Page MenuHomePhabricator

Broken data in edits_hourly Druid data cube
Closed, ResolvedPublic


The edits_hourly data cube in Druid contains data that when queried results in errors in both Superset and Turnilo.

In Superset, querying edits_hourly for data that spans 2021-06-12 to 2021-06-30 (inclusive on both ends) will throw this error (as reported by @MNeisler in T346636#9179412):

java.lang.RuntimeException: net.jpountz.lz4.LZ4Exception: Error decoding offset 53533 of input buffer

In Turnilo, querying edits_hourly for data at any point within June 2021 results in an error:

Query error
Request failed with status
code 500

At this point, we don't know if other date ranges will also results in errors.

Event Timeline

VirginiaPoundstone triaged this task as High priority.EditedSep 20 2023, 1:31 PM

Thanks @nettrom_WMF, this is underview as part of our ops week.

Initial checks:

  • Error is reproducible in turnilo for month 2021-06.
  • This month is the only generating error in turnilo (other time-periods show data).
  • The data can be queried in the Hive edit_hourly table.

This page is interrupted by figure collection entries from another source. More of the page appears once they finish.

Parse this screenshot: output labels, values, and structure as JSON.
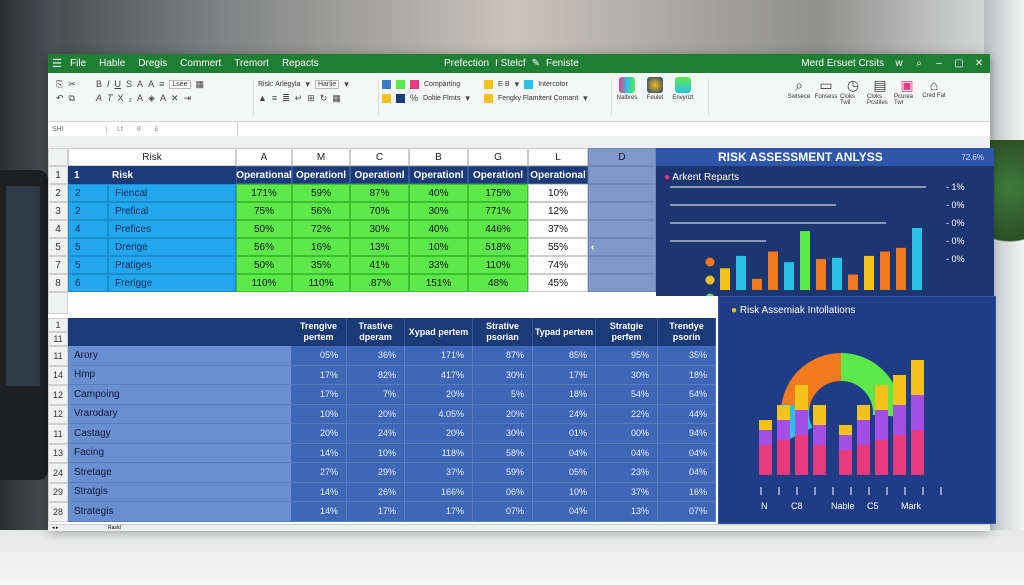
{
  "menu": [
    "File",
    "Hable",
    "Dregis",
    "Commert",
    "Tremort",
    "Repacts"
  ],
  "title_center": [
    "Prefection",
    "I Stelcf",
    "Feniste"
  ],
  "title_right": "Merd Ersuet Crsits",
  "ribbon": {
    "font_name": "Lsee",
    "risk_label": "Risk: Arlegyla",
    "style_box": "Harlie",
    "conditional": "Comparting",
    "cell_label": "E·B",
    "interactor": "Intercotor",
    "dollar_fixed": "Doltie Flrnts",
    "formula_comment": "Fengky Flamitent Comant",
    "analysis": [
      "Nalbres",
      "Feulet",
      "Envyrizt"
    ],
    "right_tools": [
      "Swtsece",
      "Fonsess",
      "Cloks Twil",
      "Cloks Pcstiles",
      "Pcurea Twr",
      "Cred Fat"
    ]
  },
  "formula_bar": {
    "name_box": "SHI",
    "fx": [
      "Lt",
      "8",
      "£"
    ]
  },
  "table1": {
    "corner_label": "Risk",
    "col_letters": [
      "A",
      "M",
      "C",
      "B",
      "G",
      "L"
    ],
    "d_header": "D",
    "header_row": {
      "num": "1",
      "label": "Risk",
      "values": [
        "Operational",
        "Operationl",
        "Operationl",
        "Operationl",
        "Operationl",
        "Operational"
      ]
    },
    "rows": [
      {
        "rownum": "2",
        "idx": "2",
        "name": "Fiencal",
        "values": [
          "171%",
          "59%",
          "87%",
          "40%",
          "175%",
          "10%"
        ]
      },
      {
        "rownum": "3",
        "idx": "2",
        "name": "Prefical",
        "values": [
          "75%",
          "56%",
          "70%",
          "30%",
          "771%",
          "12%"
        ]
      },
      {
        "rownum": "4",
        "idx": "4",
        "name": "Prefices",
        "values": [
          "50%",
          "72%",
          "30%",
          "40%",
          "446%",
          "37%"
        ]
      },
      {
        "rownum": "5",
        "idx": "5",
        "name": "Drerige",
        "values": [
          "56%",
          "16%",
          "13%",
          "10%",
          "518%",
          "55%"
        ]
      },
      {
        "rownum": "7",
        "idx": "5",
        "name": "Pratiges",
        "values": [
          "50%",
          "35%",
          "41%",
          "33%",
          "110%",
          "74%"
        ]
      },
      {
        "rownum": "8",
        "idx": "6",
        "name": "Frerigge",
        "values": [
          "110%",
          "110%",
          ".87%",
          "151%",
          "48%",
          "45%"
        ]
      }
    ]
  },
  "panel1": {
    "title": "RISK ASSESSMENT ANLYSS",
    "badge": "72.6%",
    "subtitle": "Arkent Reparts",
    "axis_labels": [
      "- 1%",
      "- 0%",
      "- 0%",
      "- 0%",
      "- 0%"
    ],
    "bars": [
      {
        "value": 0.35,
        "color": "#f4c21a"
      },
      {
        "value": 0.55,
        "color": "#29c3e8"
      },
      {
        "value": 0.18,
        "color": "#f47a20"
      },
      {
        "value": 0.62,
        "color": "#f47a20"
      },
      {
        "value": 0.45,
        "color": "#29c3e8"
      },
      {
        "value": 0.95,
        "color": "#5ee94b"
      },
      {
        "value": 0.5,
        "color": "#f47a20"
      },
      {
        "value": 0.52,
        "color": "#29c3e8"
      },
      {
        "value": 0.25,
        "color": "#f47a20"
      },
      {
        "value": 0.55,
        "color": "#f4c21a"
      },
      {
        "value": 0.62,
        "color": "#f47a20"
      },
      {
        "value": 0.68,
        "color": "#f47a20"
      },
      {
        "value": 1.0,
        "color": "#29c3e8"
      }
    ],
    "markers": [
      "#f47a20",
      "#f4c21a",
      "#5ee94b"
    ]
  },
  "table2": {
    "rownums_top": [
      "1",
      "11"
    ],
    "headers": [
      "Trengive pertem",
      "Trastive dperam",
      "Xypad pertem",
      "Strative psorian",
      "Typad pertem",
      "Stratgie perfem",
      "Trendye psorin"
    ],
    "rows": [
      {
        "rownum": "11",
        "name": "Arory",
        "values": [
          "05%",
          "36%",
          "171%",
          "87%",
          "85%",
          "95%",
          "35%"
        ]
      },
      {
        "rownum": "14",
        "name": "Hmp",
        "values": [
          "17%",
          "82%",
          "417%",
          "30%",
          "17%",
          "30%",
          "18%"
        ]
      },
      {
        "rownum": "12",
        "name": "Campoing",
        "values": [
          "17%",
          "7%",
          "20%",
          "5%",
          "18%",
          "54%",
          "54%"
        ]
      },
      {
        "rownum": "12",
        "name": "Vrarodary",
        "values": [
          "10%",
          "20%",
          "4.05%",
          "20%",
          "24%",
          "22%",
          "44%"
        ]
      },
      {
        "rownum": "11",
        "name": "Castagy",
        "values": [
          "20%",
          "24%",
          "20%",
          "30%",
          "01%",
          "00%",
          "94%"
        ]
      },
      {
        "rownum": "13",
        "name": "Facing",
        "values": [
          "14%",
          "10%",
          "118%",
          "58%",
          "04%",
          "04%",
          "04%"
        ]
      },
      {
        "rownum": "24",
        "name": "Stretage",
        "values": [
          "27%",
          "29%",
          "37%",
          "59%",
          "05%",
          "23%",
          "04%"
        ]
      },
      {
        "rownum": "29",
        "name": "Stratgis",
        "values": [
          "14%",
          "26%",
          "166%",
          "06%",
          "10%",
          "37%",
          "16%"
        ]
      },
      {
        "rownum": "28",
        "name": "Strategis",
        "values": [
          "14%",
          "17%",
          "17%",
          "07%",
          "04%",
          "13%",
          "07%"
        ]
      }
    ]
  },
  "panel2": {
    "title": "Risk Assemiak Intollations",
    "xlabels": [
      "N",
      "C8",
      "Nable",
      "C5",
      "Mark"
    ],
    "stacks": [
      [
        0.3,
        0.15,
        0.1
      ],
      [
        0.35,
        0.2,
        0.15
      ],
      [
        0.4,
        0.25,
        0.25
      ],
      [
        0.3,
        0.2,
        0.2
      ],
      [
        0.25,
        0.15,
        0.1
      ],
      [
        0.3,
        0.25,
        0.15
      ],
      [
        0.35,
        0.3,
        0.25
      ],
      [
        0.4,
        0.3,
        0.3
      ],
      [
        0.45,
        0.35,
        0.35
      ]
    ],
    "stack_colors": [
      "#e93b7c",
      "#a34fe6",
      "#f4c21a"
    ],
    "arc_colors": [
      "#29c3e8",
      "#f47a20",
      "#5ee94b"
    ]
  },
  "sheet_tab": "Rasld"
}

Interesting counter-intuitive result:

  • SQL queries on the druid dataset from SQLlab work!

Continuing investigations

The issue is with the __time druid field, but the error doesn't always show up depending on how it is accessed.
When accessed for filtering only at month level, no error, while it errors at day level for days between 2021-06-11 and 2021-06-30 (both included).
Given the error from druid (decompression error), this feels like a corrupted file from indexation.

I will launch a re-indexation of the dataset, which hopefully should fix the issue.